3 Ways for Multiple Time Series Forecasting Using Prophet in Python
Train and predict multiple time series using for-loop, multi-processing, and PySpark
Multiple time series forecasting refers to training many time series models and making predictions. For example, if we would like to predict the sales quantity of 10 products in 5 stores, there will be 50 store-product combinations, and each combination is a time series. Using the multiple time series model, we can train and predict the 50 time series model at the same time. Another example is to predict multiple stock prices at the same time.
In this tutorial, we will predict the stock prices of five tech companies using Prophet. Three ways of running multiple time series forecasting will be demonstrated. You will learn:
- How to run multiple time series forecasting using for loop?
- How to set up multi-processing and utilize all the cores on a computer to run multiple time series models?
- How to set up PySpark to run multiple time series forecasting in parallel?
If you are not familiar with Prophet, please check out my previous tutorial Time Series Forecasting Of Bitcoin Prices Using Prophet and Multivariate Time Series Forecasting with Seasonality and Holiday Effect Using Prophet in Python.
Resources for this post:
- Video tutorial for this post on YouTube
- Python code is at the end of the post. Click here for the Colab notebook
- More video tutorials on time series
- More blog posts on time series
Let’s get started!
Step 1: Install and Import Libraries
In the first step, we will install and import libraries.
Three packages are installed:
yfinance
is the python package for pulling stock data from Yahoo Finance.prophet
is the package for the time series model.pyspark
is for setting up the Spark environment.
# Install libraries
!pip install yfinance prophet pyspark
After installing the three python packages, we imported the libraries needed for this tutorial.
pandas
andnumpy
are for data processing.yfinance
is for pulling stock price data from Yahoo Finance.prophet
is for building the time series model.seaborn
andmatplotlib
are for visualization.Pool
andcpu_count
are for multi-processing.pyspark.sql.types
,pandas_udf
, andPandasUDFType
are for Spark parallel processing.tqdm
is for generating a process bar to show the completed percentage.time
is for tracking the time used for modeling and prediction.
# Data processing
import pandas as pd
import numpy as np
# Get time series data
import yfinance as yf
# Prophet model for time series forecast
from prophet import Prophet
# Visualization
import seaborn as sns
import matplotlib.pyplot as plt
# Multi-processing
from multiprocessing import Pool, cpu_count
# Spark
from pyspark.sql.types import *
from pyspark.sql.functions import pandas_udf, PandasUDFType
# Process bar
from tqdm import tqdm
# Tracking time
from time import time
Step 2: Pull Data
The second step pulls stock data from Yahoo Finance API. We will pull 2 years of daily data from the beginning of 2020 to the end of 2021.
start_date = '2020-01-02'
means the earliest date for the stock data is January 2nd of 2020. It did not start with January 1st because January 1st is a holiday, and there is no stock data on holidays and weekends.end_date = '2022-01-01'
means that the last date for the stock data is December 31st of 2021.yfinance
excludes the end date, so we need to add one day to the last day of the data end date.
# Data start date
start_date = '2020-01-02'
# Data end date
end_date = '2022-01-01' # yfinance excludes the end date, so we need to add one day to the last day of data
We will download the closing prices for five tickers. FB is for Facebook (Meta), GOOG is for Google, ORCL is for Oracle, MSFT is for Microsoft, and AMZN is for Amazon.

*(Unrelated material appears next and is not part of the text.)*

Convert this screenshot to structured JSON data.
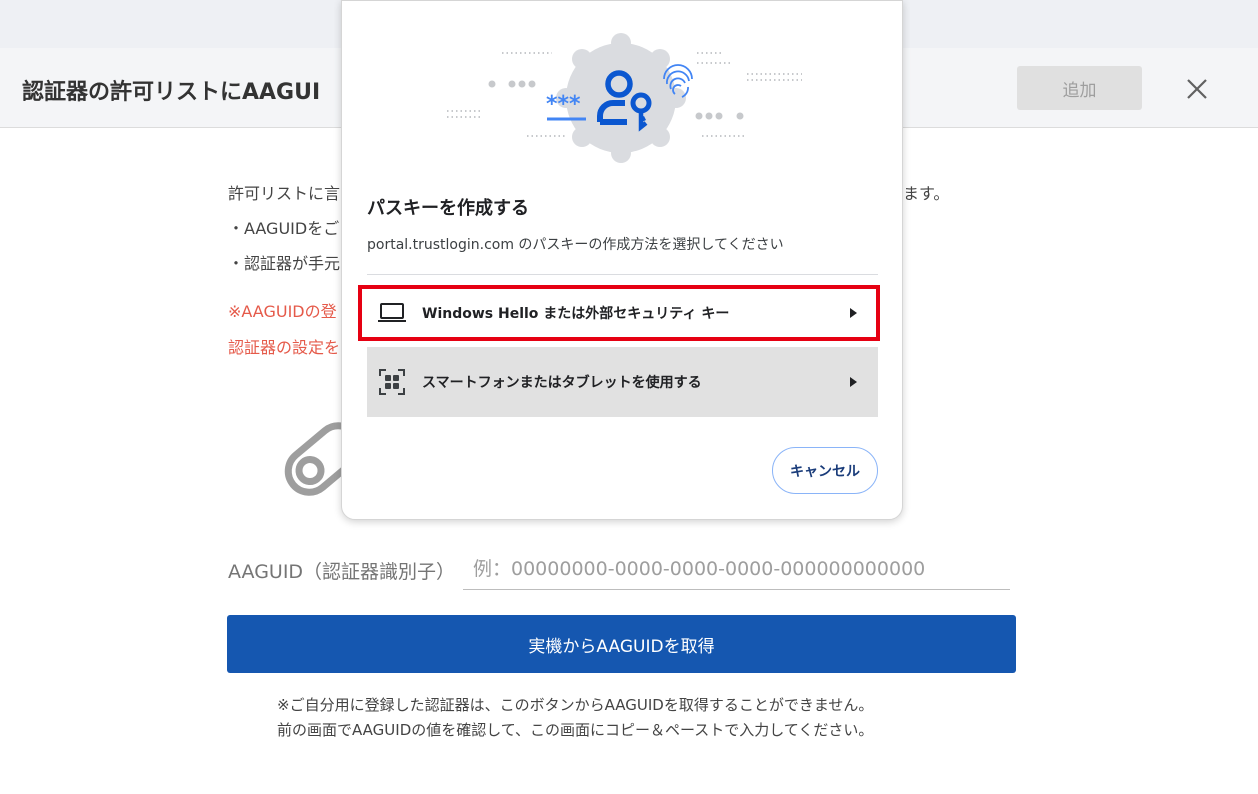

The goal of the time series model is to predict the closing price of all five stocks.
# Download data
ticker_list = ['FB', 'GOOG', 'ORCL', 'MSFT', 'AMZN']
data = yf.download(ticker_list, start=start_date, end=end_date)[['Close']]

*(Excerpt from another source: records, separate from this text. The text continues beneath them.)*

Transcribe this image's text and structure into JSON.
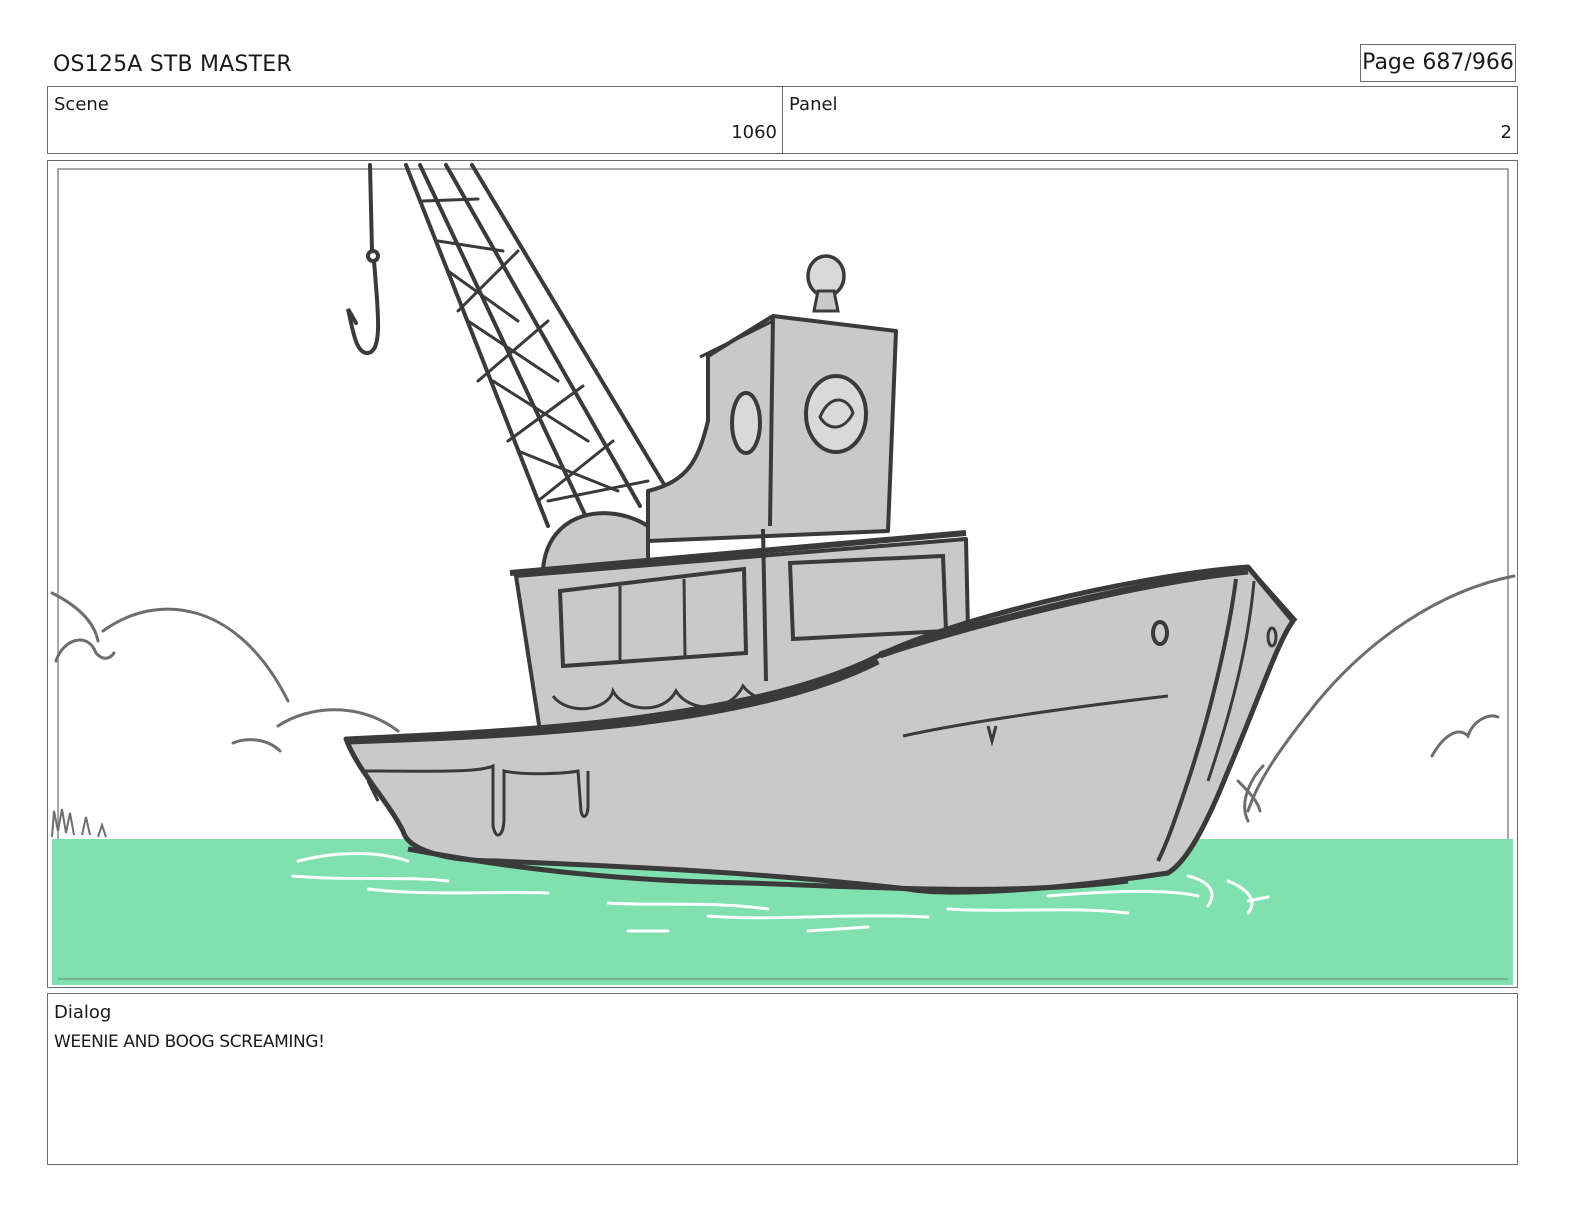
{
  "header": {
    "title": "OS125A STB MASTER",
    "page": "Page 687/966"
  },
  "scene": {
    "label": "Scene",
    "value": "1060"
  },
  "panel": {
    "label": "Panel",
    "value": "2"
  },
  "dialog": {
    "label": "Dialog",
    "text": "WEENIE AND BOOG SCREAMING!"
  },
  "colors": {
    "water": "#80e0b0",
    "boat_fill": "#c9c9c9",
    "line": "#3a3a3a",
    "border": "#6b6b6b"
  }
}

# Drop the top level column name
data.columns = data.columns.droplevel()
# Take a look at the data
data.head()

From the visualization of the stock prices, we can see that all five stocks increase in prices, and Amazon and Google have the highest prices.
# Visualize data using seaborn
sns.set(rc={'figure.figsize':(12,8)})
sns.lineplot(x=data.index, y=data['FB'])
sns.lineplot(x=data.index, y=data['AMZN'])
sns.lineplot(x=data.index, y=data['GOOG'])
sns.lineplot(x=data.index, y=data['MSFT'])
sns.lineplot(x=data.index, y=data['ORCL'])
plt.legend(labels = ['Facebook', 'Amazon', 'Google', 'Microsoft', 'Oracle'])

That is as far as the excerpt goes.